A Step to Bhopal Justice

The Indian Government in July formally called on the United States to extradite former Union Carbide Chair Warren Anderson.

Anderson is wanted in court for his role in the 1984 gas disaster in Bhopal that has claimed more than 20,000 lives.

Senior officials of the Indian embassy in Washington, D.C. and the Central Bureau of Investigation have confirmed the delivery of the extradition request.

"This long-awaited move is a major step forward in our struggle for justice," says Rashida Bee, president of the Bhopal Gas-Affected Women Stationery Workers Association. "We will ensure that this is not just a token gesture."

Others said that the Indian action put the ball is squarely in the U.S. government's court.

"It is now time for the U.S. government to walk the walk and get Anderson to face criminal trial in Bhopal," said Krishnaveni Gundu, International Campaign for Justice in Bhopal's (ICJB's) U.S. coordinator.

The request for Anderson's extradition has come after three years of protests and intense pressure on the Indian Government by survivors organizations in Bhopal, their supporters worldwide and the court of the Chief Judicial Magistrate in Bhopal. Anderson and Union Carbide stand accused of manslaughter and grievous assault.

In 1992, the Bhopal court declared Warren Anderson a fugitive from justice after he ignored summons to appear in the criminal case.

The Bhopal disaster of December 3, 1984 poisoned nearly 500,000 people and killed thousands of people in its immediate aftermath.

Union Carbide fled the country after paying a pittance in damages -- between $500 and $2,000 per victim -- for lifelong injury or death and leaving behind thousands of tons of toxic wastes and an unresolved legal inquiry into the company's criminal liabilities.

In February 2001, Dow Chemical acquired Union Carbide as a 100 percent subsidiary. Dow has refused to accept Carbide's Bhopal liabilities.

In a letter to the Indian Prime Minister, ICJB and Bhopal survivor organizations have urged that "the Indian government should take immediate steps to bring Accused No. 10, Union Carbide Corporation, to face trial and include Dow Chemical, its new owner, as an accused in the criminal case."

Republican Shakedown

Republican state attorneys general in at least six states telephoned corporations or trade groups subject to lawsuits or regulations by their state governments to solicit hundreds of thousands of dollars in political contributions, according to internal fundraising documents obtained by the Washington Post.

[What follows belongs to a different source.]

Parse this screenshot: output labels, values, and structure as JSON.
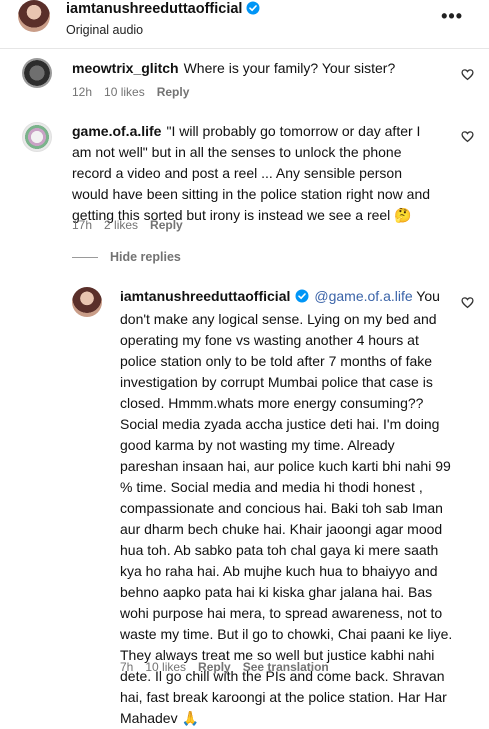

One of the documents mentions potential state actions against health maintenance organizations and suggests the attorneys general should "start targeting the HMOs" for fundraising, the Post reported in July. It also cites a news article about consolidation and regulation of insurance firms and states that "this would be a natural area for us to focus on raising money."

The attorneys general were all members of the Republican Attorneys General Association (RAGA). The companies they solicited included some of the nation's largest tobacco, pharmaceutical, computer, energy, banking, liquor, insurance and media concerns, many of which have been targeted in product liability lawsuits or regulations by state governments.

The documents describe direct calls the attorneys general made to representatives of Pfizer, MasterCard, Eli Lilly, Anheuser-Busch, Citigroup, Amway, U.S. Steel, Nextel Communications, General Motors, Microsoft and Shell Oil, among other companies.

The documents also make clear that RAGA assigned attorneys general to make calls to companies with business and legal interests in their own states.

One of those soliciting funds between 1999 and 2001, according to the documents, was Alabama Attorney General William Pryor Jr. Pryor is a pending nominee by President Bush to the U.S. Court of Appeals for the 11th Circuit.